Gericht: Hessischer Verwaltungsgerichtshof
Beschluss verkündet am 11.01.2005
Aktenzeichen: 5 UE 903/04
Rechtsgebiete: GG, HStS der Stadt Bad Camberg


Vorschriften:

GG Art. 3
HStS der Stadt Bad Camberg
Eine Kommune kann in ihrer Hundesteuersatzung in die Liste der unwiderleglich als "gefährlicher Hund" vermuteten Hunderassen, für die eine erhöhte Steuer erhoben wird, auch den "Staffordshire Bullterrier" aufnehmen.
Hessischer Verwaltungsgerichtshof Beschluss

5 UE 903/04

In dem Verwaltungsstreitverfahren

wegen Hundesteuer

hat der Hessische Verwaltungsgerichtshof - 5. Senat - durch

Vorsitzenden Richter am Hess. VGH Dr. Lohmann, Richter am Hess. VGH Dr. Apell, Richter am Hess. VGH Schneider

am 11. Januar 2005 beschlossen:

Tenor:

Auf die Berufung der Beklagten wird das Urteil des Verwaltungsgerichts Wiesbaden vom 4. November 2003 - 1 E 1103/01(1) - abgeändert.

Die Klage wird abgewiesen.

Der Kläger hat die Kosten des gesamten Verfahrens zu tragen.

Der Beschluss ist hinsichtlich der Kosten vorläufig vollstreckbar. Der Kläger darf die Vollstreckung durch Sicherheitsleistung oder Hinterlegung in Höhe der festgesetzten Kosten abwenden, wenn nicht die Beklagte vor der Vollstreckung Sicherheit in gleicher Höhe leistet.

Die Revision wird nicht zugelassen.

Der Wert des Streitgegenstandes wird für das Berufungsverfahren auf einen Betrag von 398,47 € festgesetzt.

Gründe:

I.

Hinsichtlich des Tatbestandes verweist der Senat auf den Tatbestand der angefochtenen Entscheidung (§ 130b Verwaltungsgerichtsordnung - VwGO -), da er sich diese tatsächlichen Feststellungen des Verwaltungsgerichts zu eigen macht.

Mit Urteil vom 4. November 2003 hat das Verwaltungsgericht den Bescheid der Beklagten vom 27. April 2001 und den Widerspruchsbescheid vom 18. Mai 2001 aufgehoben, soweit für die Hündin "Franziska" (Staffordshire-Bullterrier) ein Hundesteuerbetrag erhoben worden ist, der über 54,-- DM hinaus geht.
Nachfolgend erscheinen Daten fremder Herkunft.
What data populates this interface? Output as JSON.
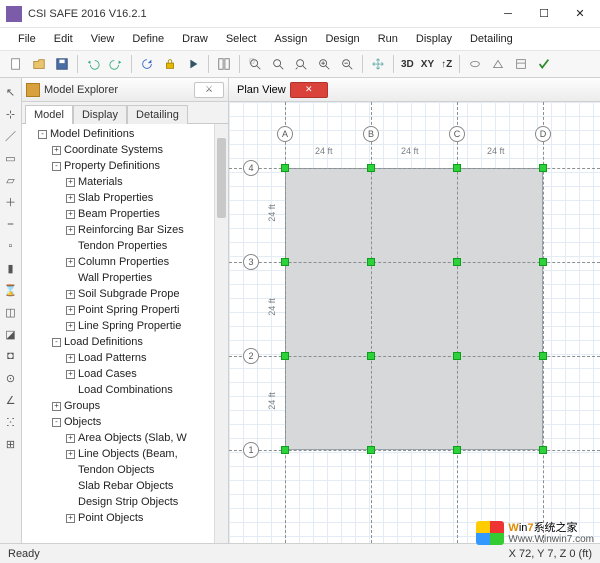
{
  "window": {
    "title": "CSI SAFE 2016 V16.2.1"
  },
  "menus": [
    "File",
    "Edit",
    "View",
    "Define",
    "Draw",
    "Select",
    "Assign",
    "Design",
    "Run",
    "Display",
    "Detailing"
  ],
  "toolbar_text": {
    "threeD": "3D",
    "xy": "XY",
    "tz": "↑Z"
  },
  "explorer": {
    "title": "Model Explorer",
    "close_glyph": "⚔",
    "tabs": [
      "Model",
      "Display",
      "Detailing"
    ],
    "tree": [
      {
        "lvl": 0,
        "exp": "-",
        "label": "Model Definitions"
      },
      {
        "lvl": 1,
        "exp": "+",
        "label": "Coordinate Systems"
      },
      {
        "lvl": 1,
        "exp": "-",
        "label": "Property Definitions"
      },
      {
        "lvl": 2,
        "exp": "+",
        "label": "Materials"
      },
      {
        "lvl": 2,
        "exp": "+",
        "label": "Slab Properties"
      },
      {
        "lvl": 2,
        "exp": "+",
        "label": "Beam Properties"
      },
      {
        "lvl": 2,
        "exp": "+",
        "label": "Reinforcing Bar Sizes"
      },
      {
        "lvl": 2,
        "exp": " ",
        "label": "Tendon Properties"
      },
      {
        "lvl": 2,
        "exp": "+",
        "label": "Column Properties"
      },
      {
        "lvl": 2,
        "exp": " ",
        "label": "Wall Properties"
      },
      {
        "lvl": 2,
        "exp": "+",
        "label": "Soil Subgrade Prope"
      },
      {
        "lvl": 2,
        "exp": "+",
        "label": "Point Spring Properti"
      },
      {
        "lvl": 2,
        "exp": "+",
        "label": "Line Spring Propertie"
      },
      {
        "lvl": 1,
        "exp": "-",
        "label": "Load Definitions"
      },
      {
        "lvl": 2,
        "exp": "+",
        "label": "Load Patterns"
      },
      {
        "lvl": 2,
        "exp": "+",
        "label": "Load Cases"
      },
      {
        "lvl": 2,
        "exp": " ",
        "label": "Load Combinations"
      },
      {
        "lvl": 1,
        "exp": "+",
        "label": "Groups"
      },
      {
        "lvl": 1,
        "exp": "-",
        "label": "Objects"
      },
      {
        "lvl": 2,
        "exp": "+",
        "label": "Area Objects (Slab, W"
      },
      {
        "lvl": 2,
        "exp": "+",
        "label": "Line Objects (Beam,"
      },
      {
        "lvl": 2,
        "exp": " ",
        "label": "Tendon Objects"
      },
      {
        "lvl": 2,
        "exp": " ",
        "label": "Slab Rebar Objects"
      },
      {
        "lvl": 2,
        "exp": " ",
        "label": "Design Strip Objects"
      },
      {
        "lvl": 2,
        "exp": "+",
        "label": "Point Objects"
      }
    ]
  },
  "plan": {
    "title": "Plan View",
    "grid_cols": [
      "A",
      "B",
      "C",
      "D"
    ],
    "grid_rows": [
      "4",
      "3",
      "2",
      "1"
    ],
    "dims": [
      "24 ft",
      "24 ft",
      "24 ft",
      "24 ft",
      "24 ft",
      "24 ft"
    ]
  },
  "status": {
    "left": "Ready",
    "right": "X 72,  Y 7,  Z 0  (ft)"
  },
  "watermark": {
    "brand_a": "W",
    "brand_b": "in",
    "brand_c": "7",
    "brand_tail": "系统之家",
    "url": "Www.Winwin7.com"
  }
}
Zur Begründung hat das Verwaltungsgericht im Wesentlichen ausgeführt, zwar gehörten Staffordshire-Bullterrier zu den in § 5 Abs. 5 Satz 2 der Hundesteuersatzung der Beklagten genannten Hunderassen, für die unwiderlegbar die Einstufung als "gefährlicher Hund" mit erhöhter Steuerbelastung vermutet werde. Doch erweise sich diese unwiderlegbare Vermutung der Gefährlichkeit allein aufgrund der Zugehörigkeit zu einer bestimmten Hunderasse insoweit als nicht gerechtfertigt und unvereinbar mit höherrangigem Recht, als es gerade die hier in Frage stehende Hunderasse "Staffordshire-Bullterrier" betreffe. Dies führt das Verwaltungsgericht anhand des Vortrags der Klägerseite sowie des diesen Vortrag nicht widerlegenden Einwands der Beklagten aus.

Mit Beschluss vom 17. März 2004 - 5 UZ 3563/03 - hat der Senat auf Antrag der Beklagten die Berufung gegen das verwaltungsgerichtliche Urteil zugelassen.
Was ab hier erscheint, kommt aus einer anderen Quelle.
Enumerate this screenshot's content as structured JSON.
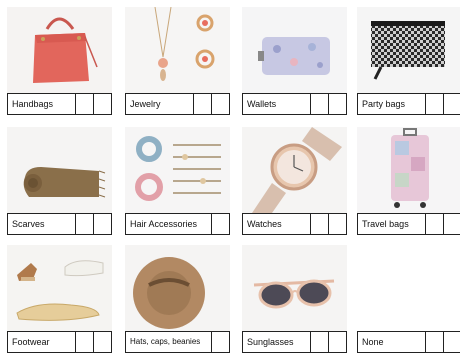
{
  "items": [
    {
      "label": "Handbags",
      "icon": "handbag-icon"
    },
    {
      "label": "Jewelry",
      "icon": "jewelry-icon"
    },
    {
      "label": "Wallets",
      "icon": "wallet-icon"
    },
    {
      "label": "Party bags",
      "icon": "party-bag-icon"
    },
    {
      "label": "Scarves",
      "icon": "scarf-icon"
    },
    {
      "label": "Hair Accessories",
      "icon": "hair-accessories-icon"
    },
    {
      "label": "Watches",
      "icon": "watch-icon"
    },
    {
      "label": "Travel bags",
      "icon": "suitcase-icon"
    },
    {
      "label": "Footwear",
      "icon": "shoes-icon"
    },
    {
      "label": "Hats, caps, beanies",
      "icon": "hat-icon"
    },
    {
      "label": "Sunglasses",
      "icon": "sunglasses-icon"
    },
    {
      "label": "None",
      "icon": ""
    }
  ]
}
Zur Begründung der Berufung trägt die Beklagte vor, der Hessische Verwaltungsgerichtshof habe mit Urteil vom 27. Januar 2004 die Liste der gefährlichen Hunde in der Hundeverordnung als zulässig angesehen. Auch habe das Bundesverfassungsgericht mit Urteil vom 16. März 2004 zum Hundeverbringungs- und -einfuhrbeschränkungsgesetz vom 12. April 2001 entschieden, dass insbesondere auch die Einbeziehung des "Staffordshire-Bullterriers" in die Liste der gefährlichen Hunde verfassungsgemäß sei. Insofern könne sie, die Beklagte, ebenfalls in ihrer Hundesteuersatzung diese Rasse als unwiderlegbar gefährlich aufnehmen. Zwar habe der Kläger im Rahmen des erstinstanzlichen Verfahrens ein Sachverständigengutachten dahingehend vorgelegt, dass es sich bei Hunden der Rasse "Staffordshire-Bullterrier" nicht automatisch um außergewöhnlich gefährliche Hunde handele, die Auswertung der bundesweit in verschiedenen Ländern erhobenen Beißstatistiken habe aber letztlich gezeigt, dass Hunde der Rassen "Pit-Bull", "American Staffordshire-Terrier" sowie "Staffordshire-Bullterrier" im Verhältnis zu der Anzahl der gehaltenen Hunde dieser Rasse überproportional in Beißvorfälle mit Menschen verwickelt gewesen seien. Dies sei letztlich auch für das Bundesverfassungsgericht in seiner Entscheidung ausschlaggebend gewesen. Vor diesem Hintergrund gebe es für Beklagte und Berufungsklägerin keinen Anlass, die Hunderasse "Staffordshire-Bullterrier" von der Liste der gefährlichen Hunde zu streichen. Sie habe als Satzungsgeberin im Hinblick auf die Ausgestaltung ihrer Hundesteuersatzung auch das Recht, mit der Steuer einen gewissen Lenkungszweck zu verbinden.

Die Beklagte beantragt,

das Urteil des Verwaltungsgerichts Wiesbaden vom 4. November 2003 aufzuheben und die Klage abzuweisen.

Der Kläger beantragt,

die Berufung der Beklagten zurückzuweisen.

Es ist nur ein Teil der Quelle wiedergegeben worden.